What is Outlier Detection?

Outlier Detection refers to the method of identification and classification used to identify observations that are distinctly different or far from others. A popular method to clean a data set, outlier detection allows for defined outliers to inform classification of new observations as anomalies. Outliers are defined between two categories: univariate and multivariate. Univariate outliers are found in distributions in a single feature space, whereas multivariate outliers are found in n-dimensional spaces. Furthermore, outliers are also defined by their environment. Outliers that lay far away from the rest of the data are called "point outliers." Alternatively, "contextual outliers" are found within the data, often appearing as noise. There are a multitude of factors that can contribute to the appearance of an outlier, however those that are not the product of an error are called "novelties."

How does Outlier Detection work?

Outlier detection works by observing a data set and defining various points as outliers. There are several methods for defining outliers, and a popular method is through z-score analysis. The z-score is a value that represents the number of standard deviations that a data point is away from the mean. Particularly when dealing with parametric distributions in a low dimensional space, the a z-score threshold can help filter outliers from a data set.


Outlier Detection vs. Novelty Detection

In terms of anomaly detection, both outlier detection and novelty detection seem very similar.

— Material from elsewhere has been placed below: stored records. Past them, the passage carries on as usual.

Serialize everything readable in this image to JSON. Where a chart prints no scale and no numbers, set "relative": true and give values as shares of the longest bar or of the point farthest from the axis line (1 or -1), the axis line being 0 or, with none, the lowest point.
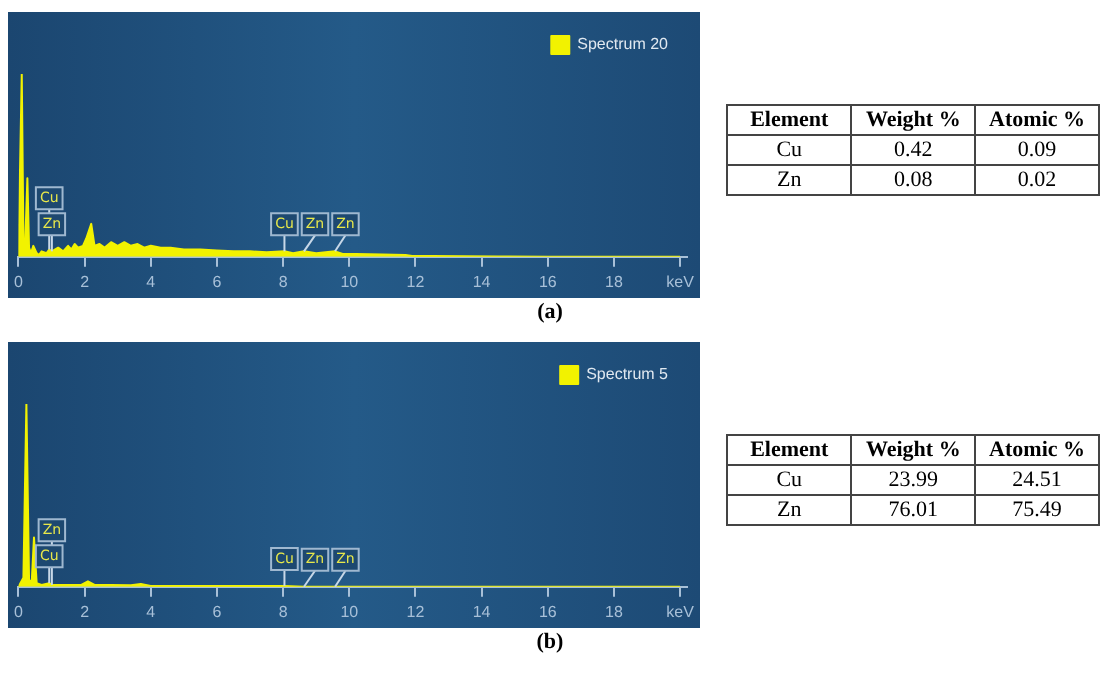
{
  "chart_data": [
    {
      "type": "area",
      "title": "(a)",
      "relative": true,
      "legend": "top right",
      "xlim": [
        0,
        20.2
      ],
      "xticks": [
        0,
        2,
        4,
        6,
        8,
        10,
        12,
        14,
        16,
        18,
        {
          "value": 20,
          "label": "keV"
        }
      ],
      "grid": false,
      "x": [
        0,
        0.1,
        0.15,
        0.2,
        0.27,
        0.32,
        0.38,
        0.45,
        0.55,
        0.62,
        0.7,
        0.85,
        0.93,
        1.01,
        1.2,
        1.35,
        1.5,
        1.6,
        1.7,
        1.8,
        1.95,
        2.05,
        2.2,
        2.3,
        2.45,
        2.6,
        2.8,
        3.0,
        3.2,
        3.4,
        3.6,
        3.8,
        4.0,
        4.3,
        4.6,
        5.0,
        5.5,
        6.0,
        6.5,
        7.0,
        7.5,
        8.04,
        8.3,
        8.63,
        9.0,
        9.57,
        9.8,
        10.2,
        11,
        11.7,
        11.9,
        12.5,
        13.5,
        14.5,
        16,
        18,
        20
      ],
      "series": [
        {
          "name": "Spectrum 20",
          "color": "#f2f200",
          "values": [
            0,
            1,
            0.1,
            0.05,
            0.43,
            0.05,
            0.02,
            0.06,
            0.02,
            0.01,
            0.03,
            0.02,
            0.04,
            0.03,
            0.05,
            0.03,
            0.06,
            0.04,
            0.07,
            0.05,
            0.06,
            0.1,
            0.18,
            0.06,
            0.07,
            0.05,
            0.08,
            0.06,
            0.08,
            0.06,
            0.07,
            0.05,
            0.06,
            0.05,
            0.05,
            0.04,
            0.04,
            0.035,
            0.03,
            0.03,
            0.025,
            0.03,
            0.02,
            0.03,
            0.02,
            0.03,
            0.015,
            0.015,
            0.012,
            0.01,
            0.004,
            0.004,
            0.003,
            0.002,
            0,
            0,
            0
          ]
        }
      ],
      "annotations": [
        {
          "text": "Zn",
          "x": 1.01,
          "y": 0.03
        },
        {
          "text": "Cu",
          "x": 0.93,
          "y": 0.04
        },
        {
          "text": "Cu",
          "x": 8.04,
          "y": 0.03
        },
        {
          "text": "Zn",
          "x": 8.63,
          "y": 0.03
        },
        {
          "text": "Zn",
          "x": 9.57,
          "y": 0.03
        }
      ]
    },
    {
      "type": "other",
      "annotations": [
        "Element",
        "Weight %",
        "Atomic %",
        "Cu",
        "0.42",
        "0.09",
        "Zn",
        "0.08",
        "0.02"
      ]
    },
    {
      "type": "area",
      "title": "(b)",
      "relative": true,
      "legend": "top right",
      "xlim": [
        0,
        20.2
      ],
      "xticks": [
        0,
        2,
        4,
        6,
        8,
        10,
        12,
        14,
        16,
        18,
        {
          "value": 20,
          "label": "keV"
        }
      ],
      "grid": false,
      "x": [
        0,
        0.15,
        0.24,
        0.32,
        0.4,
        0.47,
        0.55,
        0.7,
        0.93,
        1.01,
        1.5,
        1.9,
        2.1,
        2.3,
        2.8,
        3.4,
        3.7,
        4.0,
        5,
        6,
        7,
        8.04,
        8.63,
        9.57,
        20
      ],
      "series": [
        {
          "name": "Spectrum 5",
          "color": "#f2f200",
          "values": [
            0,
            0.05,
            1,
            0.04,
            0.02,
            0.27,
            0.02,
            0.01,
            0.02,
            0.01,
            0.01,
            0.01,
            0.03,
            0.01,
            0.01,
            0.008,
            0.015,
            0.005,
            0.005,
            0.005,
            0.005,
            0.005,
            0,
            0,
            0
          ]
        }
      ],
      "annotations": [
        {
          "text": "Cu",
          "x": 0.93,
          "y": 0.02
        },
        {
          "text": "Zn",
          "x": 1.01,
          "y": 0.01
        },
        {
          "text": "Cu",
          "x": 8.04,
          "y": 0.005
        },
        {
          "text": "Zn",
          "x": 8.63,
          "y": 0
        },
        {
          "text": "Zn",
          "x": 9.57,
          "y": 0
        }
      ]
    },
    {
      "type": "other",
      "annotations": [
        "Element",
        "Weight %",
        "Atomic %",
        "Cu",
        "23.99",
        "24.51",
        "Zn",
        "76.01",
        "75.49"
      ]
    }
  ]
}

However, the two methods define different forms of anomalies. In simple terms, outlier detection can be thought as unsupervised learning, and novelty detection represents semi-supervised learning. A method of novelty detection is cluster analysis, a technique that outlier detection can never use. By definition, outliers are not located near any other populated area of data points. Should a cluster of points arise, the mean would adjust, and would no longer classify as outliers.